La commissaire au commerce Cecilia Malmström le 29 février à Bruxelles. ©CE.
Alors que les négociations du TTIP patinent dur, sur fond de campagne électorale aux États-Unis, le calendrier de CETA, lui, s’accélère. La commission enverra sa proposition définitive en juin au conseil (les 28 ministres européens chargés du commerce extérieur, dont le Français Matthias Fekl). Une fois le texte adopté au conseil – ce qui ne devrait pas poser de difficultés majeures –, il passera, sans doute à l’automne, devant le parlement européen. L’institution détient un pouvoir de veto sur les textes de ce genre, et les 751 eurodéputés se trouveront au centre du jeu, dans ce qui pourrait bien ressembler à une répétition générale du vote sur le futur TTIP.

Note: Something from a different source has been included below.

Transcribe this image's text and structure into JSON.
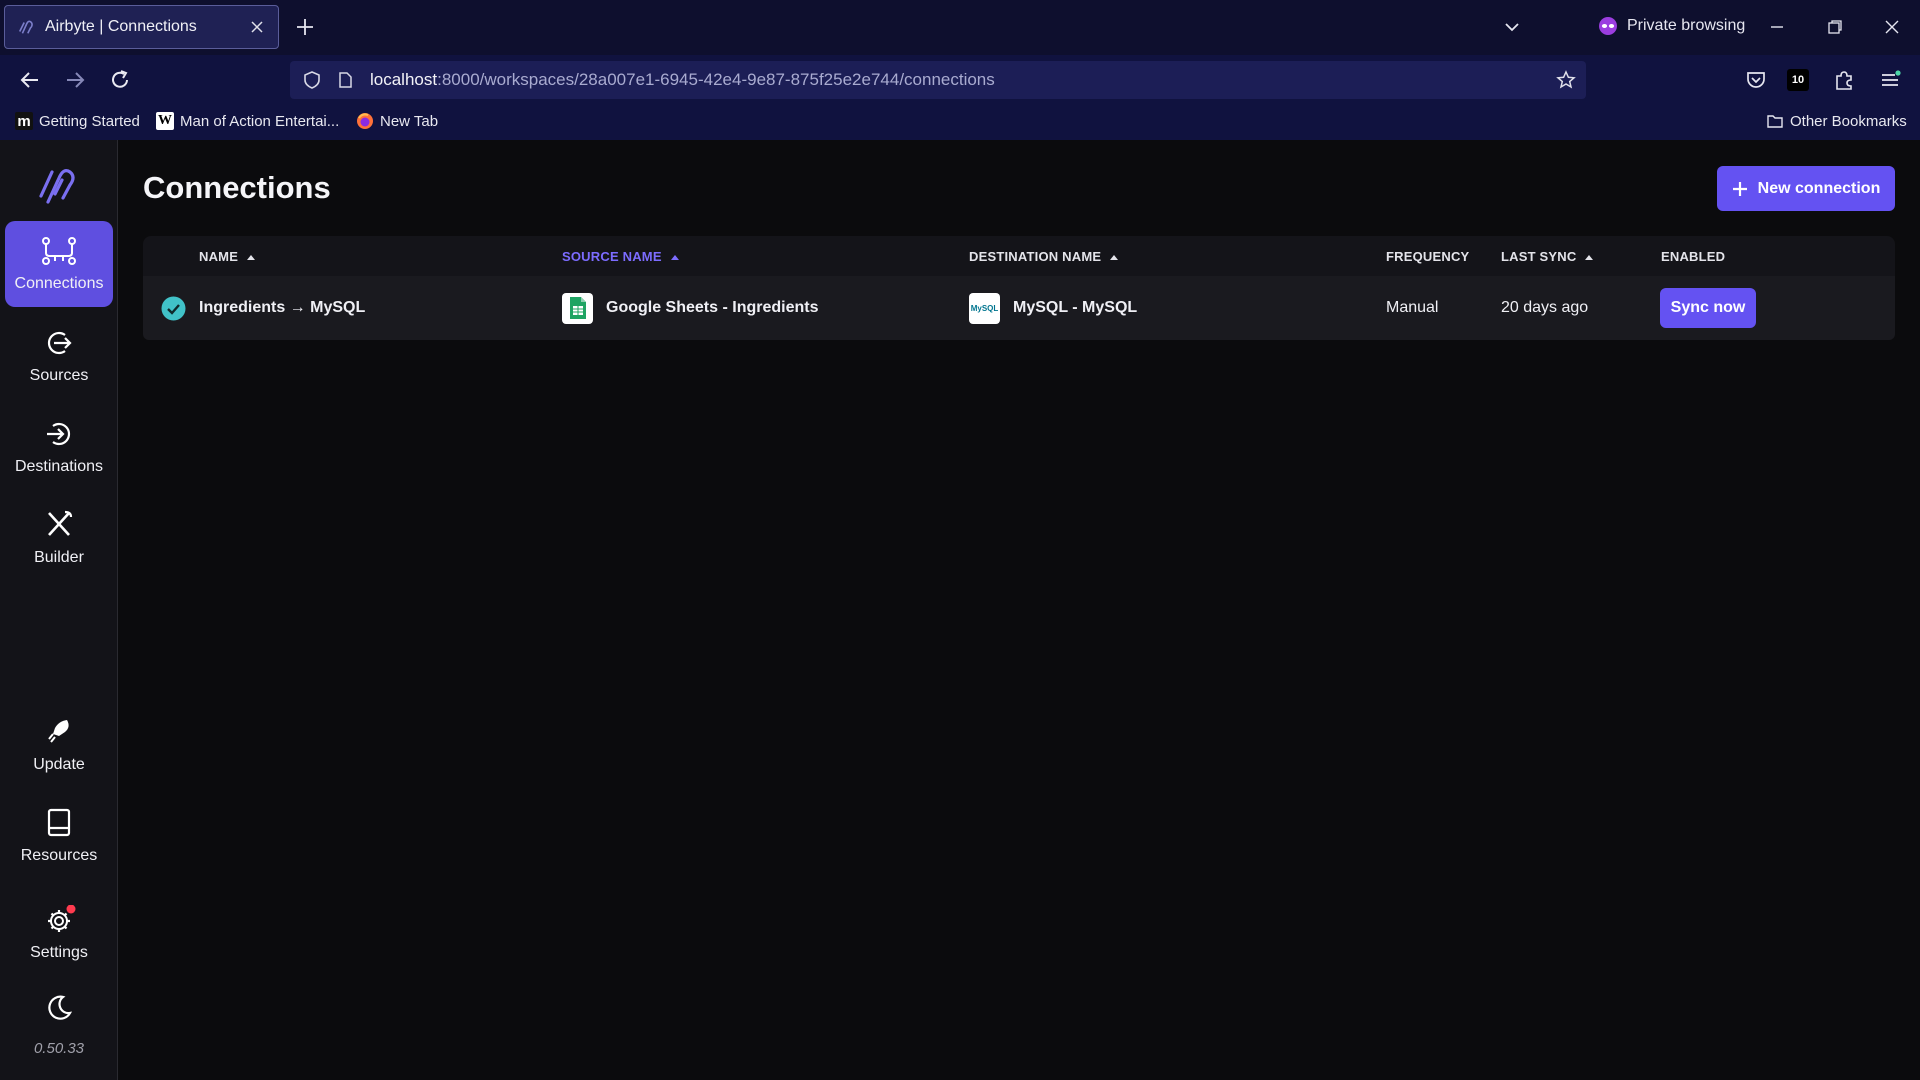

Les discussions sur l’accord de libre-échange avec le Canada, lancées en 2009, avaient déjà abouti à un accord de principe en septembre 2014, célébré en grande pompe par Stephen Harper, alors premier ministre du Canada, et José Manuel Barroso, président de la commission à l’époque. Mais le texte, depuis, est resté bloqué dans les tuyaux. On guettait depuis des mois, sans trop y croire, la fin du « legal scrubbing », ce « toilettage juridique » d’un pavé de 1 598 pages. La copie est donc désormais « à prendre ou à laisser ». Alors que la commission n’a cessé de marteler pendant des mois qu’il était impossible de « renégocier » l’accord de 2014, cette version contient en particulier une réforme de fond en comble de la partie la plus polémique du texte d’origine, liée à la protection des investisseurs.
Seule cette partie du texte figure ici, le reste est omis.